Satisfaction with DemocracyLast updated: October 24, 2005
Citizens of 'older' democracies tend to be satisfied with the way democracy works in their countries, while skepticism is more prevalent in 'newer' democracies.
This graph shows where respondents placed themselves in terms of satisfaction with how democracy works in their country. In parentheses is the average satisfaction rating reported by respondents in each election study - the lower the number in parentheses, the more satisfied the respondents on average. Election studies appearing towards the top of the graph have the most satisfied respondents on average.
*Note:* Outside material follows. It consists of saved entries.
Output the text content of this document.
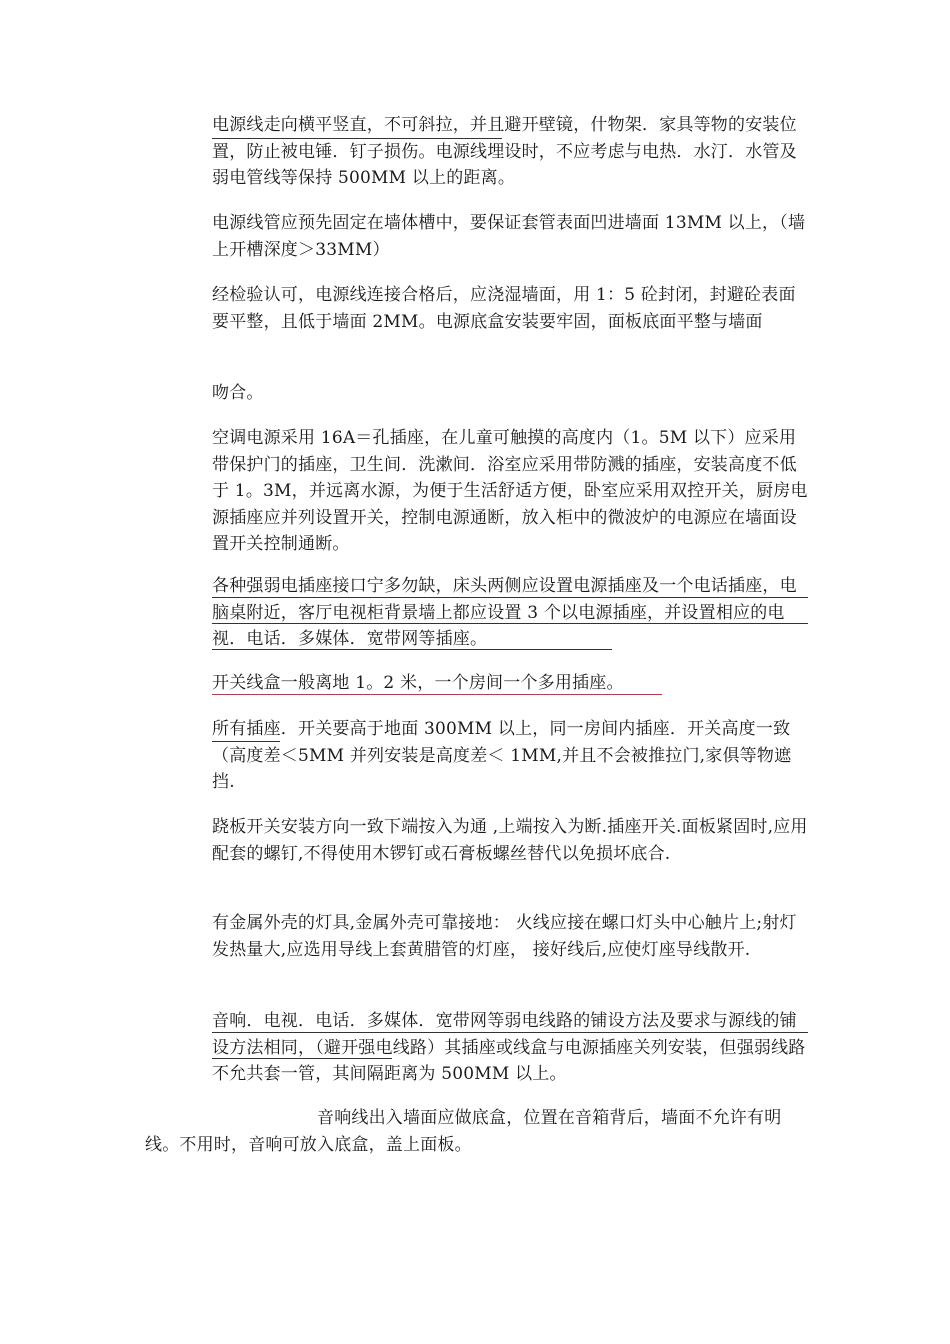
电源线走向横平竖直，不可斜拉，并且避开壁镜，什物架．家具等物的安装位置，防止被电锤．钉子损伤。电源线埋设时，不应考虑与电热．水汀．水管及弱电管线等保持 500MM 以上的距离。

电源线管应预先固定在墙体槽中，要保证套管表面凹进墙面 13MM 以上，（墙上开槽深度＞33MM）

经检验认可，电源线连接合格后，应浇湿墙面，用 1：5 砼封闭，封避砼表面要平整，且低于墙面 2MM。电源底盒安装要牢固，面板底面平整与墙面

吻合。

空调电源采用 16A＝孔插座，在儿童可触摸的高度内（1。5M 以下）应采用带保护门的插座，卫生间．洗漱间．浴室应采用带防溅的插座，安装高度不低于 1。3M，并远离水源，为便于生活舒适方便，卧室应采用双控开关，厨房电源插座应并列设置开关，控制电源通断，放入柜中的微波炉的电源应在墙面设置开关控制通断。

各种强弱电插座接口宁多勿缺，床头两侧应设置电源插座及一个电话插座，电脑桌附近，客厅电视柜背景墙上都应设置 3 个以电源插座，并设置相应的电视．电话．多媒体．宽带网等插座。

开关线盒一般离地 1。2 米，一个房间一个多用插座。

所有插座．开关要高于地面 300MM 以上，同一房间内插座．开关高度一致（高度差＜5MM 并列安装是高度差＜ 1MM,并且不会被推拉门,家俱等物遮挡.

跷板开关安装方向一致下端按入为通 ,上端按入为断.插座开关.面板紧固时,应用配套的螺钉,不得使用木锣钉或石膏板螺丝替代以免损坏底合.

有金属外壳的灯具,金属外壳可靠接地： 火线应接在螺口灯头中心触片上;射灯发热量大,应选用导线上套黄腊管的灯座， 接好线后,应使灯座导线散开.

音响．电视．电话．多媒体．宽带网等弱电线路的铺设方法及要求与源线的铺设方法相同，（避开强电线路）其插座或线盒与电源插座关列安装，但强弱线路不允共套一管，其间隔距离为 500MM 以上。

音响线出入墙面应做底盒，位置在音箱背后，墙面不允许有明线。不用时，音响可放入底盒，盖上面板。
Also provided is the percent of respondents within each election study that chose each answer.
Respondents' satisfaction with democracy...
CSES Module 1: August 4, 2003 version
CSES Module 2: June 29, 2005 version
CSES Module 1: A3001
CSES Module 2: B3012
On the whole, are you very satisfied, fairly satisfied, not very satisfied, or not at all satisfied with the way democracy works in [country]?
1. VERY SATISFIED
2. FAIRLY SATISFIED
3. NOT VERY SATISFIED
4. NOT AT ALL SATISFIED
CSES Module 1: A1010_1 (Sample Weight)
CSES Module 2: B1010_1 (Sample Weight)
- Missing data has been excluded in all analyses above.
- Chile 1999 does not appear because its data for CSES Module 1 does not include this question.
- The Germany 2002 mail study has been excluded because it made use of an additional code ("neither satisfied nor disatisfied") that was answered by approximately 50% of its respondents. A measurement for Germany 2002 is available from the phone study, which used the standard four-point scale.
- The Hong Kong 2000 election study used a five-point scale, rather than a four-point scale, for this question. For the sake of simplicity, cases that answered the middle code on the five-point scale (comprising 31 persons, less than 5% of Hong Kong 2000 respondents) were ignored in this analysis.
- Please see original codebooks for notes specific to each country and election study.